I was scared to bring you into this world so full of malice and selfishness but you prove me wrong that not everything is as bad and as a parent it is in my hands to not let you drift along and get into the mechanical life and just retain this charm and pass it on to next generations. Such a big bad world suddenly seems pretty with so many children... how good would it be if they all just retain that kid's unconditional love towards life.
For the first time, I had those tears of a proud parent.. I guess the other parents and the doc were at loss as to why I was getting all too senti.. they consoled me that the kid is happy and playing why are you crying ;) and I did not bother to correct them.

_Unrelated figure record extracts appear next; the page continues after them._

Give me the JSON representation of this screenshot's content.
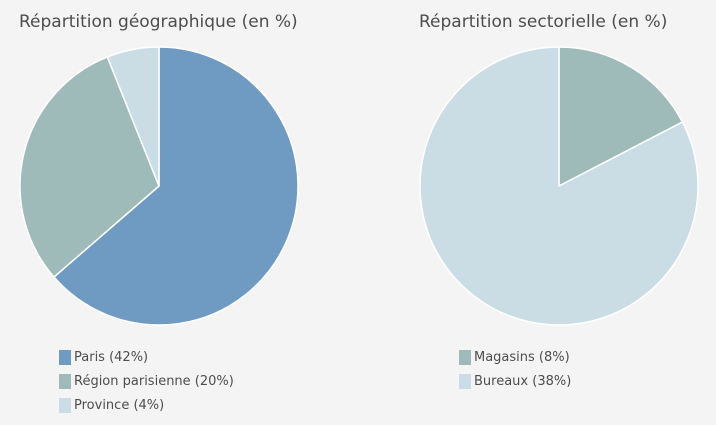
{
  "chart_data": [
    {
      "type": "pie",
      "title": "Répartition géographique (en %)",
      "slices": [
        {
          "label": "Paris (42%)",
          "value": 42,
          "color": "#6f9bc3"
        },
        {
          "label": "Région parisienne (20%)",
          "value": 20,
          "color": "#9ebbb9"
        },
        {
          "label": "Province (4%)",
          "value": 4,
          "color": "#cadde5"
        }
      ]
    },
    {
      "type": "pie",
      "title": "Répartition sectorielle (en %)",
      "slices": [
        {
          "label": "Magasins (8%)",
          "value": 8,
          "color": "#9ebbb9"
        },
        {
          "label": "Bureaux (38%)",
          "value": 38,
          "color": "#cadde5"
        }
      ]
    }
  ]
}
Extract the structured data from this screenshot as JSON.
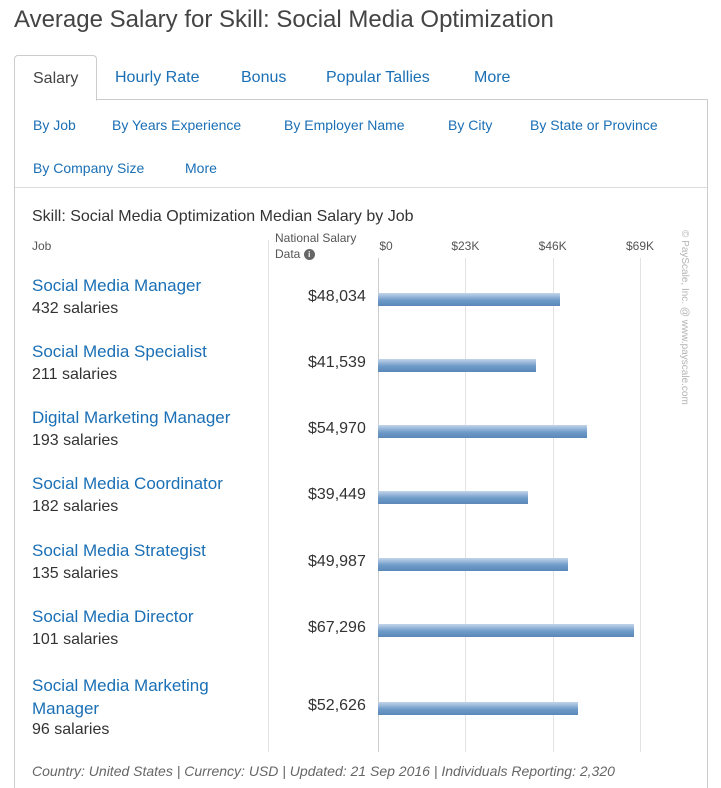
{
  "page": {
    "title": "Average Salary for Skill: Social Media Optimization"
  },
  "tabs": [
    {
      "label": "Salary",
      "active": true
    },
    {
      "label": "Hourly Rate"
    },
    {
      "label": "Bonus"
    },
    {
      "label": "Popular Tallies"
    },
    {
      "label": "More"
    }
  ],
  "subnav": [
    "By Job",
    "By Years Experience",
    "By Employer Name",
    "By City",
    "By State or Province",
    "By Company Size",
    "More"
  ],
  "colors": {
    "link": "#1a6fb5",
    "bar": "#6f9bc9"
  },
  "icons": {
    "info": "info-icon"
  },
  "chart_data": {
    "type": "bar",
    "orientation": "horizontal",
    "title": "Skill: Social Media Optimization Median Salary by Job",
    "column_job": "Job",
    "column_value": "National Salary Data",
    "x_ticks": [
      "$0",
      "$23K",
      "$46K",
      "$69K"
    ],
    "xlim": [
      0,
      69000
    ],
    "grid": true,
    "categories": [
      "Social Media Manager",
      "Social Media Specialist",
      "Digital Marketing Manager",
      "Social Media Coordinator",
      "Social Media Strategist",
      "Social Media Director",
      "Social Media Marketing Manager"
    ],
    "counts": [
      "432 salaries",
      "211 salaries",
      "193 salaries",
      "182 salaries",
      "135 salaries",
      "101 salaries",
      "96 salaries"
    ],
    "value_labels": [
      "$48,034",
      "$41,539",
      "$54,970",
      "$39,449",
      "$49,987",
      "$67,296",
      "$52,626"
    ],
    "values": [
      48034,
      41539,
      54970,
      39449,
      49987,
      67296,
      52626
    ]
  },
  "credit": "© PayScale, Inc. @ www.payscale.com",
  "footer": "Country: United States | Currency: USD | Updated: 21 Sep 2016 | Individuals Reporting: 2,320"
}
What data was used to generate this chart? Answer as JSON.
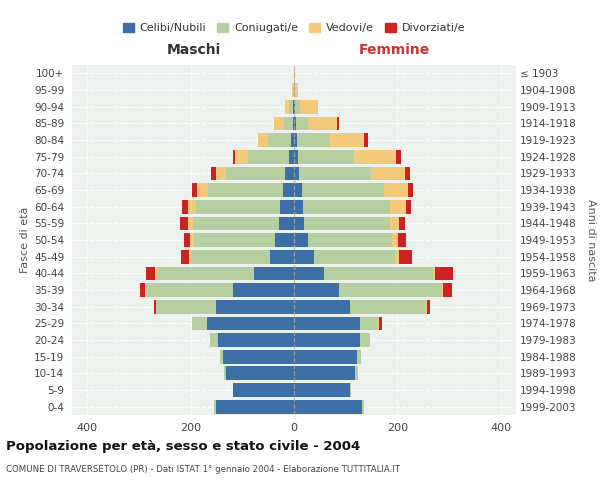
{
  "age_groups": [
    "0-4",
    "5-9",
    "10-14",
    "15-19",
    "20-24",
    "25-29",
    "30-34",
    "35-39",
    "40-44",
    "45-49",
    "50-54",
    "55-59",
    "60-64",
    "65-69",
    "70-74",
    "75-79",
    "80-84",
    "85-89",
    "90-94",
    "95-99",
    "100+"
  ],
  "birth_years": [
    "1999-2003",
    "1994-1998",
    "1989-1993",
    "1984-1988",
    "1979-1983",
    "1974-1978",
    "1969-1973",
    "1964-1968",
    "1959-1963",
    "1954-1958",
    "1949-1953",
    "1944-1948",
    "1939-1943",
    "1934-1938",
    "1929-1933",
    "1924-1928",
    "1919-1923",
    "1914-1918",
    "1909-1913",
    "1904-1908",
    "≤ 1903"
  ],
  "colors": {
    "celibi": "#3c6fa5",
    "coniugati": "#b5cfa0",
    "vedovi": "#f5c97a",
    "divorziati": "#cc2222"
  },
  "maschi": {
    "celibi": [
      152,
      118,
      132,
      138,
      148,
      168,
      152,
      118,
      78,
      46,
      36,
      30,
      28,
      22,
      17,
      9,
      5,
      2,
      1,
      0,
      0
    ],
    "coniugati": [
      2,
      1,
      3,
      5,
      15,
      30,
      115,
      168,
      188,
      152,
      158,
      165,
      162,
      145,
      115,
      80,
      45,
      18,
      8,
      2,
      0
    ],
    "vedovi": [
      0,
      0,
      0,
      0,
      0,
      0,
      0,
      2,
      3,
      5,
      8,
      10,
      15,
      20,
      20,
      25,
      20,
      18,
      8,
      2,
      0
    ],
    "divorziati": [
      0,
      0,
      0,
      0,
      0,
      0,
      5,
      10,
      18,
      15,
      12,
      15,
      12,
      10,
      8,
      5,
      0,
      0,
      0,
      0,
      0
    ]
  },
  "femmine": {
    "celibi": [
      132,
      108,
      118,
      122,
      128,
      128,
      108,
      88,
      58,
      38,
      28,
      20,
      18,
      15,
      10,
      7,
      5,
      3,
      1,
      0,
      0
    ],
    "coniugati": [
      3,
      2,
      5,
      8,
      20,
      35,
      148,
      198,
      212,
      158,
      162,
      165,
      168,
      160,
      140,
      110,
      65,
      25,
      10,
      2,
      0
    ],
    "vedovi": [
      0,
      0,
      0,
      0,
      0,
      2,
      2,
      2,
      3,
      8,
      12,
      18,
      30,
      45,
      65,
      80,
      65,
      55,
      35,
      5,
      2
    ],
    "divorziati": [
      0,
      0,
      0,
      0,
      0,
      5,
      5,
      18,
      35,
      25,
      15,
      12,
      10,
      10,
      10,
      10,
      8,
      5,
      0,
      1,
      0
    ]
  },
  "title": "Popolazione per età, sesso e stato civile - 2004",
  "subtitle": "COMUNE DI TRAVERSETOLO (PR) - Dati ISTAT 1° gennaio 2004 - Elaborazione TUTTITALIA.IT",
  "xlabel_left": "Maschi",
  "xlabel_right": "Femmine",
  "ylabel_left": "Fasce di età",
  "ylabel_right": "Anni di nascita",
  "xlim": 430,
  "legend_labels": [
    "Celibi/Nubili",
    "Coniugati/e",
    "Vedovi/e",
    "Divorziati/e"
  ],
  "bg_color": "#ffffff",
  "plot_bg": "#eef2ee"
}
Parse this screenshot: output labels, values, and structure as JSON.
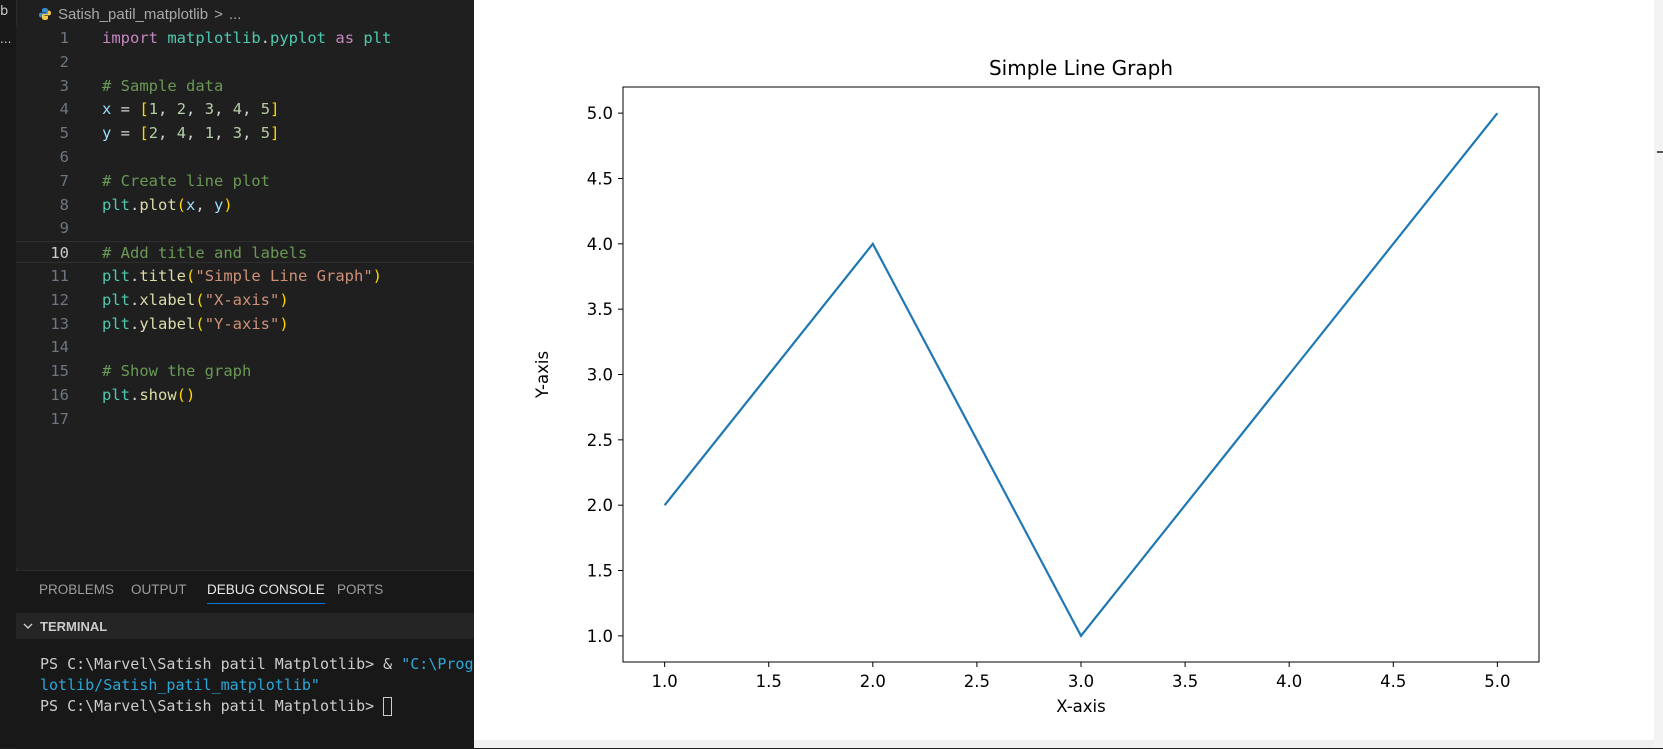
{
  "sidebar": {
    "fragment": "b",
    "more": "..."
  },
  "breadcrumb": {
    "file": "Satish_patil_matplotlib",
    "separator": ">",
    "rest": "..."
  },
  "editor": {
    "line_numbers": [
      "1",
      "2",
      "3",
      "4",
      "5",
      "6",
      "7",
      "8",
      "9",
      "10",
      "11",
      "12",
      "13",
      "14",
      "15",
      "16",
      "17"
    ],
    "active_line": "10",
    "lines": [
      [
        {
          "t": "import",
          "c": "kw"
        },
        {
          "t": " "
        },
        {
          "t": "matplotlib",
          "c": "mod"
        },
        {
          "t": ".",
          "c": "op"
        },
        {
          "t": "pyplot",
          "c": "mod"
        },
        {
          "t": " "
        },
        {
          "t": "as",
          "c": "kw"
        },
        {
          "t": " "
        },
        {
          "t": "plt",
          "c": "mod"
        }
      ],
      [],
      [
        {
          "t": "# Sample data",
          "c": "cm"
        }
      ],
      [
        {
          "t": "x",
          "c": "var"
        },
        {
          "t": " = ",
          "c": "op"
        },
        {
          "t": "[",
          "c": "br"
        },
        {
          "t": "1",
          "c": "num"
        },
        {
          "t": ", ",
          "c": "op"
        },
        {
          "t": "2",
          "c": "num"
        },
        {
          "t": ", ",
          "c": "op"
        },
        {
          "t": "3",
          "c": "num"
        },
        {
          "t": ", ",
          "c": "op"
        },
        {
          "t": "4",
          "c": "num"
        },
        {
          "t": ", ",
          "c": "op"
        },
        {
          "t": "5",
          "c": "num"
        },
        {
          "t": "]",
          "c": "br"
        }
      ],
      [
        {
          "t": "y",
          "c": "var"
        },
        {
          "t": " = ",
          "c": "op"
        },
        {
          "t": "[",
          "c": "br"
        },
        {
          "t": "2",
          "c": "num"
        },
        {
          "t": ", ",
          "c": "op"
        },
        {
          "t": "4",
          "c": "num"
        },
        {
          "t": ", ",
          "c": "op"
        },
        {
          "t": "1",
          "c": "num"
        },
        {
          "t": ", ",
          "c": "op"
        },
        {
          "t": "3",
          "c": "num"
        },
        {
          "t": ", ",
          "c": "op"
        },
        {
          "t": "5",
          "c": "num"
        },
        {
          "t": "]",
          "c": "br"
        }
      ],
      [],
      [
        {
          "t": "# Create line plot",
          "c": "cm"
        }
      ],
      [
        {
          "t": "plt",
          "c": "mod"
        },
        {
          "t": ".",
          "c": "op"
        },
        {
          "t": "plot",
          "c": "fn"
        },
        {
          "t": "(",
          "c": "br"
        },
        {
          "t": "x",
          "c": "var"
        },
        {
          "t": ", ",
          "c": "op"
        },
        {
          "t": "y",
          "c": "var"
        },
        {
          "t": ")",
          "c": "br"
        }
      ],
      [],
      [
        {
          "t": "# Add title and labels",
          "c": "cm"
        }
      ],
      [
        {
          "t": "plt",
          "c": "mod"
        },
        {
          "t": ".",
          "c": "op"
        },
        {
          "t": "title",
          "c": "fn"
        },
        {
          "t": "(",
          "c": "br"
        },
        {
          "t": "\"Simple Line Graph\"",
          "c": "str"
        },
        {
          "t": ")",
          "c": "br"
        }
      ],
      [
        {
          "t": "plt",
          "c": "mod"
        },
        {
          "t": ".",
          "c": "op"
        },
        {
          "t": "xlabel",
          "c": "fn"
        },
        {
          "t": "(",
          "c": "br"
        },
        {
          "t": "\"X-axis\"",
          "c": "str"
        },
        {
          "t": ")",
          "c": "br"
        }
      ],
      [
        {
          "t": "plt",
          "c": "mod"
        },
        {
          "t": ".",
          "c": "op"
        },
        {
          "t": "ylabel",
          "c": "fn"
        },
        {
          "t": "(",
          "c": "br"
        },
        {
          "t": "\"Y-axis\"",
          "c": "str"
        },
        {
          "t": ")",
          "c": "br"
        }
      ],
      [],
      [
        {
          "t": "# Show the graph",
          "c": "cm"
        }
      ],
      [
        {
          "t": "plt",
          "c": "mod"
        },
        {
          "t": ".",
          "c": "op"
        },
        {
          "t": "show",
          "c": "fn"
        },
        {
          "t": "(",
          "c": "br"
        },
        {
          "t": ")",
          "c": "br"
        }
      ],
      []
    ],
    "colors": {
      "keyword": "#c586c0",
      "module": "#4ec9b0",
      "variable": "#9cdcfe",
      "number": "#b5cea8",
      "bracket": "#ffd700",
      "comment": "#6a9955",
      "function": "#dcdcaa",
      "string": "#ce9178"
    }
  },
  "panel": {
    "tabs": [
      "PROBLEMS",
      "OUTPUT",
      "DEBUG CONSOLE",
      "PORTS"
    ],
    "active_tab": "DEBUG CONSOLE",
    "terminal_title": "TERMINAL",
    "terminal_lines": {
      "line1_prompt": "PS C:\\Marvel\\Satish patil Matplotlib> & ",
      "line1_path": "\"C:\\Prog",
      "line2_path": "lotlib/Satish_patil_matplotlib\"",
      "line3_prompt": "PS C:\\Marvel\\Satish patil Matplotlib> "
    }
  },
  "chart_data": {
    "type": "line",
    "title": "Simple Line Graph",
    "xlabel": "X-axis",
    "ylabel": "Y-axis",
    "x": [
      1,
      2,
      3,
      4,
      5
    ],
    "series": [
      {
        "values": [
          2,
          4,
          1,
          3,
          5
        ],
        "color": "#1f77b4"
      }
    ],
    "xlim": [
      0.8,
      5.2
    ],
    "ylim": [
      0.8,
      5.2
    ],
    "xticks": [
      "1.0",
      "1.5",
      "2.0",
      "2.5",
      "3.0",
      "3.5",
      "4.0",
      "4.5",
      "5.0"
    ],
    "yticks": [
      "1.0",
      "1.5",
      "2.0",
      "2.5",
      "3.0",
      "3.5",
      "4.0",
      "4.5",
      "5.0"
    ],
    "grid": false
  }
}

If I am listing out just good things about you, not to worry the not-so-good ones are here too.. you do not like wearing clothes :((((((((((((((... waaaa... dressing you up is a biiiiiiiig task, shameless puppy :(. You lick, pluck, suck, pull, tear everything and the destination of each and every object is your mouth.. yukkky baby. You do not like juices :(((((, you love water but a little change in taste, phurrrrrrrrrrrrrrrr... gunnai baby, you want to pull off dirt/dust from even the remotest corner... donga pandu baby... but you know what, these are what all the kids do, exploring surroundings and tastes, so over all you are my chitti chichkoo baby.. touchwood.
Be happy, be healthy, take it slow, enjoy each moment of your life, live in the moment like you have been all the while. Spread the same cheer and happiness everywhere you go. Dont ever let that smile of yours fade ever and if it is in your hands, please please dont grow so fast.
Love you loads,
a silly mom with nonstop tears at each of your milestones.